Le mal du pays. Avec ses mille et quelques pages, le livre est impressionnant. Il est à la dimension du projet. Avec Les Allemands. Sortir des ténèbres (1942-2022), Frank Trentmann s'est en effet lancé dans une aventure pas comme les autres, celle de l'histoire morale d'un pays. Et pas n'importe lequel, celui où il est né, l'Allemagne. Professeur à Londres depuis vingt ans, l'historien britannique et allemand montre, à travers la population, -comment un pays se disloque, se rassemble puis se reconstruit entre culpabilité, honte et amnistie.
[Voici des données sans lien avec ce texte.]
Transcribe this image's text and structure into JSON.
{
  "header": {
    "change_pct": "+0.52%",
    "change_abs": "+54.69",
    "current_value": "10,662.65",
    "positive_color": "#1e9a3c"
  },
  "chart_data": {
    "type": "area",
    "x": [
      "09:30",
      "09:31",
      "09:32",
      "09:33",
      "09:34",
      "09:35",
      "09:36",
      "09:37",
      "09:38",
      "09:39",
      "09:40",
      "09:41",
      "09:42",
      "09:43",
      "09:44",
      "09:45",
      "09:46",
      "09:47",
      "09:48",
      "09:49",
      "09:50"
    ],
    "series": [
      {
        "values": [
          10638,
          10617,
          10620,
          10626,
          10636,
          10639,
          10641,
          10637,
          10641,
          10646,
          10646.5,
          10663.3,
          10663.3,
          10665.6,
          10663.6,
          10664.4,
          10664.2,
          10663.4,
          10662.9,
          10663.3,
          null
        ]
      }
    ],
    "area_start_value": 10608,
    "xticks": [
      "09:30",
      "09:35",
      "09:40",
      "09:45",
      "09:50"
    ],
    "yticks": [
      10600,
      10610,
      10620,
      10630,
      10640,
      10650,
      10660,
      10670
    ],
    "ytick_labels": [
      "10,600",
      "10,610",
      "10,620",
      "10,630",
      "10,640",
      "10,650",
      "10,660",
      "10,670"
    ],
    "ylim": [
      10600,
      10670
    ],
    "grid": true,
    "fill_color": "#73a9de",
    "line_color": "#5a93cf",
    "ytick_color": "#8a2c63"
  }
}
Comment s'y est-il pris pour raconter cette « remarquable régénération morale et matérielle » de 1942 à 2022 ? Il a sondé les journaux intimes, les témoignages, les discours politiques, les romans aussi sachant que la fiction en dit souvent plus sur l'âme d'un pays que bien des études sociologiques. On comprend pourquoi ce livre publié en 2023, le premier de l'auteur traduit en français, a été salué pour son exploit par la presse internationale.
En plaçant la morale - un domaine plus philosophique qu'historique - au cœur de cette transformation sociétale, ce professeur au Birkbeck College de l'université de Londres a voulu ressentir d'une autre manière le mal d'un pays. Beaucoup d'Allemands ont évoqué cette souffrance. Mais de quelle douleur parle-t-on quand on sait que les assassins sont encore parmi eux, quand la Stasi à la fin des années 1980 dénombrait 6 000 néonazis en RDA, quand l'AfD (Alternative für Deutschland, parti d'extrême droite) enregistre une progression aux élections dans l'ex-Allemagne de l'Est ? La mauvaise conscience explique pourtant la transformation de la société allemande, marquée par l'attention portée à l'écologie, l'accueil des étrangers, la solidarité avec Israël ou le refus des conflits, même quand la Russie agresse l'Ukraine ou quand l'État hébreu bombarde Gaza, du moins jusqu'à un certain point. Ce que l'historien traduit par cette sage formule : « Le souvenir du passé ne permet pas d'échapper à la responsabilité du présent. »
Impressionné, on l'était en découvrant l'ampleur de l'ouvrage. On l'est finalement encore plus en sortant de ce grand récit d'un traumatisme moral, porté par une écriture fluide. « Ce que peut réaliser l'histoire, c'est décrire l'évolution d'un univers moral et exposer en quoi des normes et des pratiques apparemment naturelles sont apparues sous l'-effet des forces historiques. » Ces forces, ce sont les pressions civiques issues de la base. Ce sont elles qui ont contribué à placer la Shoah au centre de l'identité allemande, à introduire une morale, à façonner une nouvelle façon de penser, à refonder un pays qui ne se résume pas à la réunion d'une société Trabant et d'une société Mercedes. Après cette immersion chez Les Allemands, on se dit qu'un tel voyage pourrait en appeler d'autres. On pourrait envisager une manière de revisiter les histoires nationales, non pas en les internationalisant, mais au contraire en les intériorisant, en interrogeant les douleurs, les ressentis, tout ce qui échappe finalement le plus souvent aux historiens.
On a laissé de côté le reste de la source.